Cela m’a fait beaucoup réfléchir, car je vous rappelle que l’épandage dans la parcelle mitoyenne a eu lieu il y a un lustre. Cinq ans après la pulvérisation d’herbicide, la composition des sols est encore si dissemblable que les animaux se réfugient dans le mien et boudent totalement le voisin. Ces petites bêtes sont très myopes, mais elles voient visiblement très clair quand il s’agit de distinguer un bon et un mauvais terrain. Chez moi, la diversité est reine et la nourriture abonde tandis qu’une terre « roundupée » demeure très longtemps hostile et stérile. Il en va très probablement de même dans les intestins humains : un seul bombardement chimique peut y faire des dégâts qui ne se remarqueront que des années plus tard et ne seront sans doute pas reliés à l’antibiothérapie. Il n’est pas surprenant que des recherches récentes indiquent une plus grande incidence de maladies chez les adultes ayant reçu dans leur enfance beaucoup d’antibiotiques.

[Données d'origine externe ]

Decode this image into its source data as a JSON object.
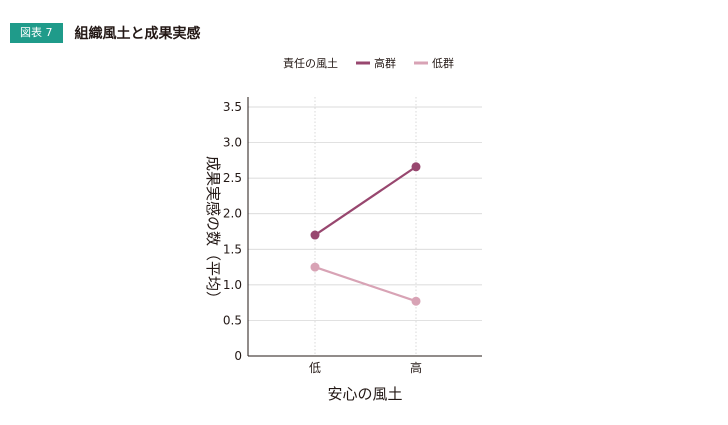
{
  "figure": {
    "badge": "図表 7",
    "title": "組織風土と成果実感"
  },
  "colors": {
    "badge": "#1f9b8a",
    "high": "#98476f",
    "low": "#d8a3b5",
    "grid": "#cfcfcf",
    "axis": "#231815"
  },
  "chart_data": {
    "type": "line",
    "legend_title": "責任の風土",
    "legend_position": "top",
    "categories": [
      "低",
      "高"
    ],
    "xlabel": "安心の風土",
    "ylabel": "成果実感の数（平均）",
    "ylim": [
      0,
      3.5
    ],
    "yticks": [
      0,
      0.5,
      1.0,
      1.5,
      2.0,
      2.5,
      3.0,
      3.5
    ],
    "ytick_labels": [
      "0",
      "0.5",
      "1.0",
      "1.5",
      "2.0",
      "2.5",
      "3.0",
      "3.5"
    ],
    "grid": true,
    "series": [
      {
        "name": "高群",
        "values": [
          1.7,
          2.66
        ],
        "color": "#98476f"
      },
      {
        "name": "低群",
        "values": [
          1.25,
          0.77
        ],
        "color": "#d8a3b5"
      }
    ]
  }
}
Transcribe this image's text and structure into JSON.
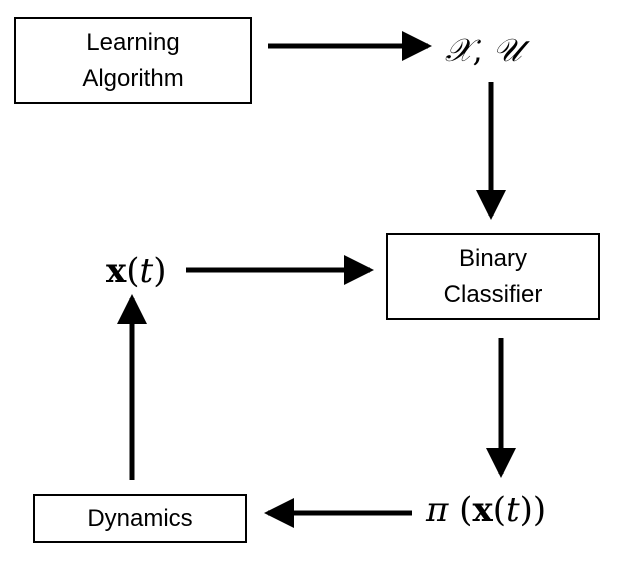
{
  "nodes": {
    "learning_algorithm": {
      "line1": "Learning",
      "line2": "Algorithm"
    },
    "binary_classifier": {
      "line1": "Binary",
      "line2": "Classifier"
    },
    "dynamics": {
      "label": "Dynamics"
    }
  },
  "symbols": {
    "sets": {
      "x": "𝒳",
      "sep": ", ",
      "u": "𝒰"
    },
    "state": {
      "x": "x",
      "open": "(",
      "t": "t",
      "close": ")"
    },
    "policy": {
      "pi": "π",
      "open": " (",
      "x": "x",
      "open2": "(",
      "t": "t",
      "close": "))"
    }
  }
}
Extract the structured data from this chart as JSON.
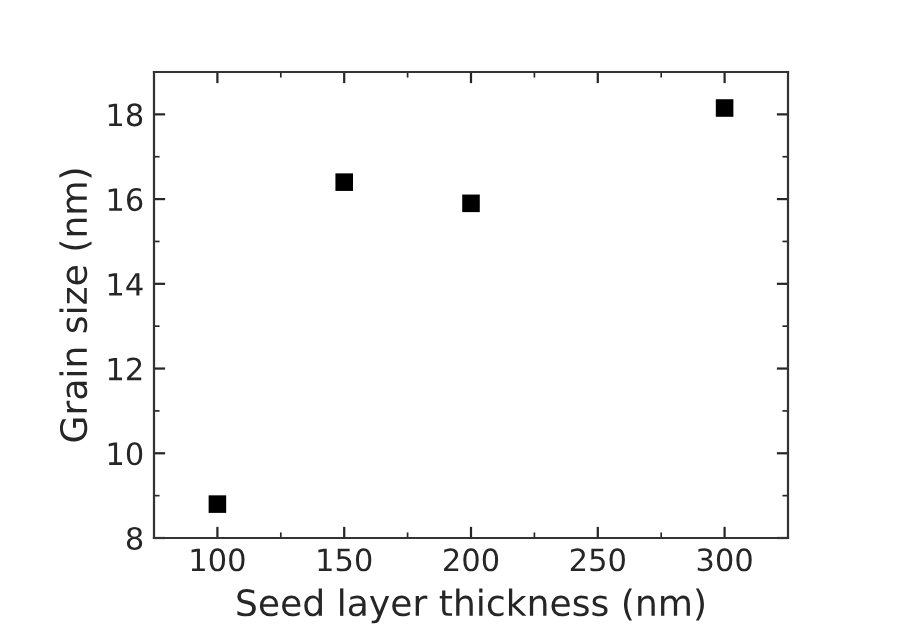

Entre cet arsenal allopathique et les méthodes culturales conventionnelles, la comparaison est d’autant plus appropriée que les deuxièmes ont un impact direct sur l’écologie intestinale. En 2014, des chercheurs allemands ont découvert que le glyphosate affectait négativement la flore bactérienne des vaches exposées. Et tout dernièrement, une étude néozélandaise (2) a révélé que cet herbicide participait au phénomène de biorésistance : quand elles sont mises en contact avec la substance anti-herbes, les bactéries apprennent aussi à résister aux antibiotiques. Moralité : ce n’est pas seulement l’élevage industriel qui fait muter les microbes, mais aussi le désherbage antibiologique. Bref, je n’en veux pas à mes amies les taupes et je les remercie de m’avoir ouvert les yeux sur les méfaits insoupçonnés de la lutte biocidaire. Ceci dit, je serais quand même content qu’elles aillent prêcher la bonne galerie ailleurs que dans mon jardin. Si vous avez un truc 100% naturel pour les faire déguerpir, n’hésitez pas à m’en faire part.